Various methods of deception were used to gain consent – particularly in Catholic areas, where parents were generally uncooperative. Parents were told that their children were being sent to "Special Sections" for children, where they would receive improved treatment. The children sent to these centres were kept for "assessment" for a few weeks and then killed by injection of toxic chemicals, typically phenol; their deaths were recorded as "pneumonia". Autopsies were usually performed, and brain samples were taken to be used for "medical research." This apparently helped to ease the consciences of many of those involved, since it gave them the feeling that the children had not died in vain, and that the whole programme had a genuine medical purpose.

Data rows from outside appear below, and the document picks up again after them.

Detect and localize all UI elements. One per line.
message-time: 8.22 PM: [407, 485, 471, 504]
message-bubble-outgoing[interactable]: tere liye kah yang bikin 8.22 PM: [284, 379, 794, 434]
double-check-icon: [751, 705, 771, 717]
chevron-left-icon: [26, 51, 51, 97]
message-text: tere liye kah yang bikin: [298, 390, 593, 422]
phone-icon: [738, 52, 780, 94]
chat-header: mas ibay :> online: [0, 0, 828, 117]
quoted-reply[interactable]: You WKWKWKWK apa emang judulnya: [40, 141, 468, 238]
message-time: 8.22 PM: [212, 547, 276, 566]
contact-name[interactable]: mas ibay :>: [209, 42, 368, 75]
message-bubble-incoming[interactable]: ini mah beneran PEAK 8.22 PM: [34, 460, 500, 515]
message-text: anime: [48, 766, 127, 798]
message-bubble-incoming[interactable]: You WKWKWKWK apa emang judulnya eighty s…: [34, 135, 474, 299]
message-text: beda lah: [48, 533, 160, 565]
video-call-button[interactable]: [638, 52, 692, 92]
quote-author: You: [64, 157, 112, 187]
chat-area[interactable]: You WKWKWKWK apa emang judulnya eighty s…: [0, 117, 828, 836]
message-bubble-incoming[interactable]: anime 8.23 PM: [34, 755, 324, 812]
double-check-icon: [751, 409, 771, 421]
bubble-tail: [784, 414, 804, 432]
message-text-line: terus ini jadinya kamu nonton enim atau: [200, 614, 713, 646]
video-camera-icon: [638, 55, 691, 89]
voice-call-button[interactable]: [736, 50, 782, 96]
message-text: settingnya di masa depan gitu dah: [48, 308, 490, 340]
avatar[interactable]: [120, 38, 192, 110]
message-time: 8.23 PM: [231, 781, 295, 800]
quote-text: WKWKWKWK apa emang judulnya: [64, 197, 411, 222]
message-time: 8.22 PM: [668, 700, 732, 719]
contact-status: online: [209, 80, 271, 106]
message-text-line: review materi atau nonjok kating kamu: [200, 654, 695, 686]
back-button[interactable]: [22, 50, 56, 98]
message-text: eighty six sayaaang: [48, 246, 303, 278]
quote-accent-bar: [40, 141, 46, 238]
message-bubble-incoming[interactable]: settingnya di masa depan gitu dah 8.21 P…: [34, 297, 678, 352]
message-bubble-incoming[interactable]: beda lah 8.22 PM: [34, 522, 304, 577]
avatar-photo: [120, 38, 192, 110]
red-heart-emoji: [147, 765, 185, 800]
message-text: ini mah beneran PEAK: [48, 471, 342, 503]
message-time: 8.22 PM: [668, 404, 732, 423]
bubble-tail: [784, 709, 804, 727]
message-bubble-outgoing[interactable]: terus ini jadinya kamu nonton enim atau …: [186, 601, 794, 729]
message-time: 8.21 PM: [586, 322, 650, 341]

Once war broke out in September 1939, the programme adopted less rigorous standards of assessment and a quicker approval process. It expanded to include older children and adolescents. The conditions covered also expanded and came to include "various borderline or limited impairments in children of different ages, culminating in the killing of those designated as juvenile delinquents. Jewish children could be placed in the net' primarily because they were Jewish; and at one of the institutions, a special department was set up for 'minor Jewish-Aryan half-breeds'". At the same time, increased pressure was placed on parents to agree to their children's being sent away. Many parents suspected what was really happening, especially when it became apparent that institutions for children with disabilities were being systematically cleared out, and refused consent. The parents were warned that they could lose custody of all their children and if that did not suffice, the parents themselves could be threatened with call-up for "labour duty". By 1941, over 5,000 children had been killed. The last child to be killed under Action T4 was Richard Jenne on 29 May 1945 in the children's ward of the Kaufbeuren-Irsee state hospital in Bavaria, Germany, more than three weeks after troops from the U.S. had occupied the town.